Oil declined as U.S. President Donald Trump considered easing sanctions on Iran that severely restricted the OPEC member's ability to export crude.
Futures fell as much as 2.7% in New York on Wednesday. Trump is preparing to meet with Iranian President Hassan Rouhani later this month, according to people familiar with the matter.
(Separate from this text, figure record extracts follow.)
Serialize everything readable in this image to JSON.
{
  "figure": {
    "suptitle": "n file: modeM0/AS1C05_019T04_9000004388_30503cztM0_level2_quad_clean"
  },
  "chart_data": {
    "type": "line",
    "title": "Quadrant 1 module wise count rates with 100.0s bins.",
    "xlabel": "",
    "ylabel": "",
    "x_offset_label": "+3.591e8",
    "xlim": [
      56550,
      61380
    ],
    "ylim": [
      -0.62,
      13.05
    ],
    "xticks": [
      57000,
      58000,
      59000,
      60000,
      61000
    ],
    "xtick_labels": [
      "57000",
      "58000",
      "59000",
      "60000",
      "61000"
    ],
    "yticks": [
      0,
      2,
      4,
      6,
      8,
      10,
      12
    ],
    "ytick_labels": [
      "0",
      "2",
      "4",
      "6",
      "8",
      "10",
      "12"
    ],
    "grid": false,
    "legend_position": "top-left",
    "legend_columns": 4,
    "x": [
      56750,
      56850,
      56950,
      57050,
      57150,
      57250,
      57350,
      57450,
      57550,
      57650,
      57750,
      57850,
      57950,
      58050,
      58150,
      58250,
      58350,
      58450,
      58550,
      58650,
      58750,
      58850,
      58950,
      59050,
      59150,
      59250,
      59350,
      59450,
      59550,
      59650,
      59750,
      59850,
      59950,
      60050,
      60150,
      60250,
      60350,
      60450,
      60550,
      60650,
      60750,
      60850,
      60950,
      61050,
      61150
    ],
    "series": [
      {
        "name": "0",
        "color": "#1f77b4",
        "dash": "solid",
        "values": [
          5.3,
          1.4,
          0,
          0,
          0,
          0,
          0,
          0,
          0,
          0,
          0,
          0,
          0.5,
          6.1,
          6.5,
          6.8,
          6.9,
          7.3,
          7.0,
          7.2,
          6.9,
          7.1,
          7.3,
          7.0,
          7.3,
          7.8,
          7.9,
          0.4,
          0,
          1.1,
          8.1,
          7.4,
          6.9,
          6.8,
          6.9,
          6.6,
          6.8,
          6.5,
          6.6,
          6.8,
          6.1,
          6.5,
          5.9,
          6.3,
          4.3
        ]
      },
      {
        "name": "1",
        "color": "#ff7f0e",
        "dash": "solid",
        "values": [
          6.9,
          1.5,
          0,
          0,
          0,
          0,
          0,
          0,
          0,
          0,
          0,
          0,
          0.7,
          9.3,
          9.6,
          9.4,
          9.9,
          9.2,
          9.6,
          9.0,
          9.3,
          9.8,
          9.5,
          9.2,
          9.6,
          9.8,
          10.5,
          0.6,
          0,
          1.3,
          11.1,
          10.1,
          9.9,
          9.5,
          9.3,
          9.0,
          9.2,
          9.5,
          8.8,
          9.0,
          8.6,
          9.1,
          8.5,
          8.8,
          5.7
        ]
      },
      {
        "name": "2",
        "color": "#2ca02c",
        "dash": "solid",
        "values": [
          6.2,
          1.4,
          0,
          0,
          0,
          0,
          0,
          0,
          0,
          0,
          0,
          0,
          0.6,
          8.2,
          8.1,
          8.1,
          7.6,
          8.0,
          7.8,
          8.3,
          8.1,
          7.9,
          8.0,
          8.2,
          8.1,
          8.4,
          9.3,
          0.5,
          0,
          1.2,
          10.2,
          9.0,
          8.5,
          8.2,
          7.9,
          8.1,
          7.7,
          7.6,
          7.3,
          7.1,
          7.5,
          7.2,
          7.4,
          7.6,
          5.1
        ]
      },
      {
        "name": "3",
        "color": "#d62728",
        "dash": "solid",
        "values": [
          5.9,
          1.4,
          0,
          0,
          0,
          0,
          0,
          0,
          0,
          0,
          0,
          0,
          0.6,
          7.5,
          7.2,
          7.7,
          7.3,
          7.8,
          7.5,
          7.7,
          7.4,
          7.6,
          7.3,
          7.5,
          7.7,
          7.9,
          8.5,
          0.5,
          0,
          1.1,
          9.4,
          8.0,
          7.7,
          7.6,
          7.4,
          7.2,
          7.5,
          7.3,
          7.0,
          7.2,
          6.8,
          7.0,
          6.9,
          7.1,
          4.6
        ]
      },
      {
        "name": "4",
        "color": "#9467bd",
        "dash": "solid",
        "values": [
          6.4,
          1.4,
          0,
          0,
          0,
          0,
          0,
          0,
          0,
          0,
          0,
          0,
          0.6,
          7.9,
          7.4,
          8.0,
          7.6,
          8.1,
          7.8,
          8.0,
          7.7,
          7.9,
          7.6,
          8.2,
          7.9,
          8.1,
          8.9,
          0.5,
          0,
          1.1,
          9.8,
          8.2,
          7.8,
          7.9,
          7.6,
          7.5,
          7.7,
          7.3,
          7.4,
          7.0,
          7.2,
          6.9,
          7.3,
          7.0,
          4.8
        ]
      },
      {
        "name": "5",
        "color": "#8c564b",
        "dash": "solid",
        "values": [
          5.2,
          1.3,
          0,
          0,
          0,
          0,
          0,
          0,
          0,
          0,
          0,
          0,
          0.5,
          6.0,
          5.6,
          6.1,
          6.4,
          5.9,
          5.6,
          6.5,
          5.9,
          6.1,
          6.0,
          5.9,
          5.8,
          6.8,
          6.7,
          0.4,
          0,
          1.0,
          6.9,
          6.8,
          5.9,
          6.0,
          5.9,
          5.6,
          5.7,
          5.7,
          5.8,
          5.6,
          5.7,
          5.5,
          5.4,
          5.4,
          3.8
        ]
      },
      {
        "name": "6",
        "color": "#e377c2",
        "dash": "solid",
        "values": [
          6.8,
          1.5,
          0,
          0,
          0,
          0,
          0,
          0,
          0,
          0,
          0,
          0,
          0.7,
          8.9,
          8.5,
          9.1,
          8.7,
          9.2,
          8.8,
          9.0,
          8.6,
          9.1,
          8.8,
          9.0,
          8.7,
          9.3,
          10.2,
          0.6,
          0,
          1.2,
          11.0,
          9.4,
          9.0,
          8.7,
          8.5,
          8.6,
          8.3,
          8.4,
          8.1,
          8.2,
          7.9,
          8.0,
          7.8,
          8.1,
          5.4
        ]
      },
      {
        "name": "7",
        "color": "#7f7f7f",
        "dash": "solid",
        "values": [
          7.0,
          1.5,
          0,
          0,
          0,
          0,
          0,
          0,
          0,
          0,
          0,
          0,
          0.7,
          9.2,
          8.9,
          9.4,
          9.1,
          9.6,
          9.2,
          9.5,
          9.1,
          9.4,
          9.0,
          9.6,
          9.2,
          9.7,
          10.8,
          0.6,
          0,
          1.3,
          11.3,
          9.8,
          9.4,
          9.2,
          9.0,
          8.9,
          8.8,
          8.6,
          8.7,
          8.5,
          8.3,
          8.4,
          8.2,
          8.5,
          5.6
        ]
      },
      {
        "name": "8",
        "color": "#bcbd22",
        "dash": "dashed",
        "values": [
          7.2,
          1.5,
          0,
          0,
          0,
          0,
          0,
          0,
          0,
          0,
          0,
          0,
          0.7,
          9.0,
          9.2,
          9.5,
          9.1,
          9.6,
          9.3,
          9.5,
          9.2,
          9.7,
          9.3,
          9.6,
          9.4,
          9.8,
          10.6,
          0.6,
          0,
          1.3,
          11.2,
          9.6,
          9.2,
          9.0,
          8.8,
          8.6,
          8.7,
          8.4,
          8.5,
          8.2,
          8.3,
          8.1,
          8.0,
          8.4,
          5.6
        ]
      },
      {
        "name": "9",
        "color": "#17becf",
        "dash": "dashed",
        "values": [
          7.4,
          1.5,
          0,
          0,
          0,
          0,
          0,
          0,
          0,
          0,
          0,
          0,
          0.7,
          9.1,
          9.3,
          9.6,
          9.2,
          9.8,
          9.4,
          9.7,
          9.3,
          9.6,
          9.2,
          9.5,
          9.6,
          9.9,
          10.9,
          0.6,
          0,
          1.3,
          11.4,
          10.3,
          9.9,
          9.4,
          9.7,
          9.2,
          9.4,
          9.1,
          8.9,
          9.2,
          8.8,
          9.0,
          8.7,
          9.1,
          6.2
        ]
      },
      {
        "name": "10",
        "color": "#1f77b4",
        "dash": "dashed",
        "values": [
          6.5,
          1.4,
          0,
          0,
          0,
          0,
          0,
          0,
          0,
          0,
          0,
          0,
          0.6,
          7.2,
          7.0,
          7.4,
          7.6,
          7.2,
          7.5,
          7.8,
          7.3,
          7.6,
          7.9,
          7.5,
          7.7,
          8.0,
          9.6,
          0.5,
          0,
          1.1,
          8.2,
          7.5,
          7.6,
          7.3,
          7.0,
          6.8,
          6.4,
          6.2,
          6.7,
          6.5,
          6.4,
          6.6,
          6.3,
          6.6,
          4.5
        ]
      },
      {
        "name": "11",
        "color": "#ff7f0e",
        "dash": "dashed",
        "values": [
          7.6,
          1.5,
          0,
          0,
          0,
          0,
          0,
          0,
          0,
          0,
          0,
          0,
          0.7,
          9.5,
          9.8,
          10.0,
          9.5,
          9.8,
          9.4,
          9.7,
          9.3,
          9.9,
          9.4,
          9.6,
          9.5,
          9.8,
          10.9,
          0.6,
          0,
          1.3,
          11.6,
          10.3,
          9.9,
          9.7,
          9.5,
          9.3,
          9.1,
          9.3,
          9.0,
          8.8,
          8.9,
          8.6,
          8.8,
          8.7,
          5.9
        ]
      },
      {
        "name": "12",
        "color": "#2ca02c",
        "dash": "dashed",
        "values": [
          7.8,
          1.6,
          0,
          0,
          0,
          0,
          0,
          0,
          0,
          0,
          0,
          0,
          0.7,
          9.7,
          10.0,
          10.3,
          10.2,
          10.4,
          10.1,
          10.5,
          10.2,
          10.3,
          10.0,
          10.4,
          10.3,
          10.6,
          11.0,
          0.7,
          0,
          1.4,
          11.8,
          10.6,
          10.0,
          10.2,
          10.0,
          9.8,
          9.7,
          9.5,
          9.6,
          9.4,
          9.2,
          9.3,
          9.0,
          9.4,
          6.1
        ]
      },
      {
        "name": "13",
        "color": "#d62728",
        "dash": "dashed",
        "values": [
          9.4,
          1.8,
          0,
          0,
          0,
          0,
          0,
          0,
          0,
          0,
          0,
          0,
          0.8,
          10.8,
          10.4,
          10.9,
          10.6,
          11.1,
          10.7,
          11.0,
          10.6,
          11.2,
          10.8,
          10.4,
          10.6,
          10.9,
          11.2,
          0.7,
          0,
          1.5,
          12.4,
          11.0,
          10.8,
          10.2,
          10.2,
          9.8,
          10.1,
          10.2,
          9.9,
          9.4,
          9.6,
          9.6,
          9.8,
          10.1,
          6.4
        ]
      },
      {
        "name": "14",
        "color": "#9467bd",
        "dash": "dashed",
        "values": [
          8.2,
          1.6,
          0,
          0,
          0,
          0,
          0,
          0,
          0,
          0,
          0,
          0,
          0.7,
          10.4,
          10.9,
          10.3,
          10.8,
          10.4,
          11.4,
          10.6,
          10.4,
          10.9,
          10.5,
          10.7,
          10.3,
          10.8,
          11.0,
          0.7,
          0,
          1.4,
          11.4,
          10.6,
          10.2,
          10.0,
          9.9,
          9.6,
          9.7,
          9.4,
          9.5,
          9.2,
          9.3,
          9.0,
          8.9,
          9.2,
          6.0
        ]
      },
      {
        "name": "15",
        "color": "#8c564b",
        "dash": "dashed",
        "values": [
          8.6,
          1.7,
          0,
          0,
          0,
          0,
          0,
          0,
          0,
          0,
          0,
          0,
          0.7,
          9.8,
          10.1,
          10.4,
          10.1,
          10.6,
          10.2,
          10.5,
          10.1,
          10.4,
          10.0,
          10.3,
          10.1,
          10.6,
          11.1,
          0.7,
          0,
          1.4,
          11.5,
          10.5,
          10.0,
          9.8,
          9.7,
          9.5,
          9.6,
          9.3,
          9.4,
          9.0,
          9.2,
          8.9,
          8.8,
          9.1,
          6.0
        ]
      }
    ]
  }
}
Such talks would be unprecedented for an administration that made isolating the Islamic Republic a cornerstone policy.
"The crude market will be very sensitive to any changes to the U.S.-Iran relationship," said Brian Kessens, a portfolio manager at Kansas-based Tortoise. "If the relationship improves, there will be more Iranian crude for the market."
Separately, diesel stockpiles in the world's biggest economy expanded by 2.7 million barrels last week, surprising analysts who were girding for a withdrawal. Crude oil has been locked within a narrow $5.92 range for the past month as slowing demand growth vied with geopolitical supply threats. Since late April, the futures have fallen 15%.
West Texas Intermediate crude for October delivery fell $1.25 to $56.15 a barrel at 11:51 a.m. on the New York Mercantile Exchange.
Brent for November settlement decreased $1.34 to $61.04 on the ICE Futures Europe Exchange. The global benchmark traded at a $5.20 premium to WTI for the same month.